Plus un pays menace, condamne et emprisonne ses avocats, plus les droits de la population dans son entier sont en danger. Un Tadjikistan qui vient d’adopter une loi imposant aux parents de donner à leurs enfants des prénoms typiques tadjiks – à l’image de ce que prône, en France, le Front National – ne peut rien cacher sur ce plan-là de ses intentions répressives, sous couvert d’antiterrorisme mais, hélas pour lui, tout ce que le pays prouve ainsi, c’est qu’il a un antiterrorisme de retard.

De tels excès dans les années 2000, pour injustifiables qu’ils soient en droit international, trouvaient malgré tout des excuses de la part de certains gouvernements qui, pour peu que leurs constitutions ne soient pas si démocratiques ou, dans le cas d’anciens satellites de Moscou, ne le soient pas devenues, auraient bien pris un chemin semblable. Le phénomène des «restitutions extraordinaires» de suspects de terrorisme, capturés dans un pays donné puis transférés clandestinement dans un autre, n’en fut pas l’illustration la moins sombre.
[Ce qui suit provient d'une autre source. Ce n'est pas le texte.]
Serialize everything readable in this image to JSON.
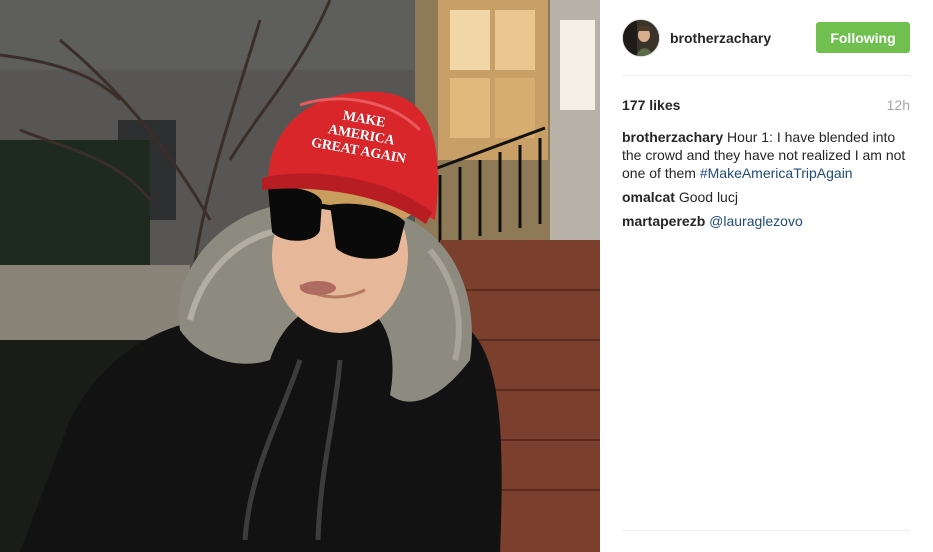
{
  "photo": {
    "hat_lines": [
      "MAKE AMERICA",
      "GREAT AGAIN"
    ]
  },
  "header": {
    "username": "brotherzachary",
    "follow_label": "Following",
    "avatar_icon": "profile-photo"
  },
  "stats": {
    "likes": "177 likes",
    "time": "12h"
  },
  "caption": {
    "author": "brotherzachary",
    "text": "Hour 1: I have blended into the crowd and they have not realized I am not one of them",
    "hashtag": "#MakeAmericaTripAgain"
  },
  "comments": [
    {
      "author": "omalcat",
      "text": "Good lucj"
    },
    {
      "author": "martaperezb",
      "mention": "@lauraglezovo"
    }
  ],
  "colors": {
    "follow_button": "#70c050",
    "link": "#1f4b79",
    "muted": "#a5a7aa"
  }
}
Bien avant la Géorgie et l’avènement de Barack Obama, le Vladimir Poutine allié de George W. Bush n’y trouvait en rien à redire, et pour cause. Lui-même confronté au terrorisme islamiste en Tchétchénie et au Daghestan, dans le sud de sa Fédération de Russie, était adepte de la méthode forte, jusqu’à la barbarie en écho aux violences des terroristes. C’était avant qu’il ne préfère envoyer ses jihadistes rejoindre Daesh en Syrie.

Il est loin, le Tadjikistan, dans ses montagnes. Loin, ce pays que jamais la mer n’a touché. Mais la manière dont son Gouvernement traite les avocats, elle, est peut-être plus proche de nous qu’on peut le croire, dans les rêves des fans de Poutine qui verraient bien les Barreaux français mis au pas de même manière.

Un tiers des électeurs français affirmant vouloir Vladimir Poutine au pouvoir en France, c’est autant de gens, dans la profession judiciaire ou en dehors, pour qui Douchanbé représente un idéal, celui d’une profession d’avocat entièrement soumise aux diktats de l’antiterrorisme fantasmé, celui qu’incarne en France, de manière «soft», l’état d’urgence.

Un tiers des Français aptes à s’exprimer aux urnes qui disent, au moment du choix ultime, qu’ils se sentiraient mieux dans l’ombre de Poutine que, comme le chantait Michel Delpech, sous le soleil de Marianne, c’est autant de raisons d’oublier cette insignifiante géographie et de s’inquiéter du sort des avocats muselés du Tadjikistan.

Et, pour eux comme pour nous, de se battre toujours.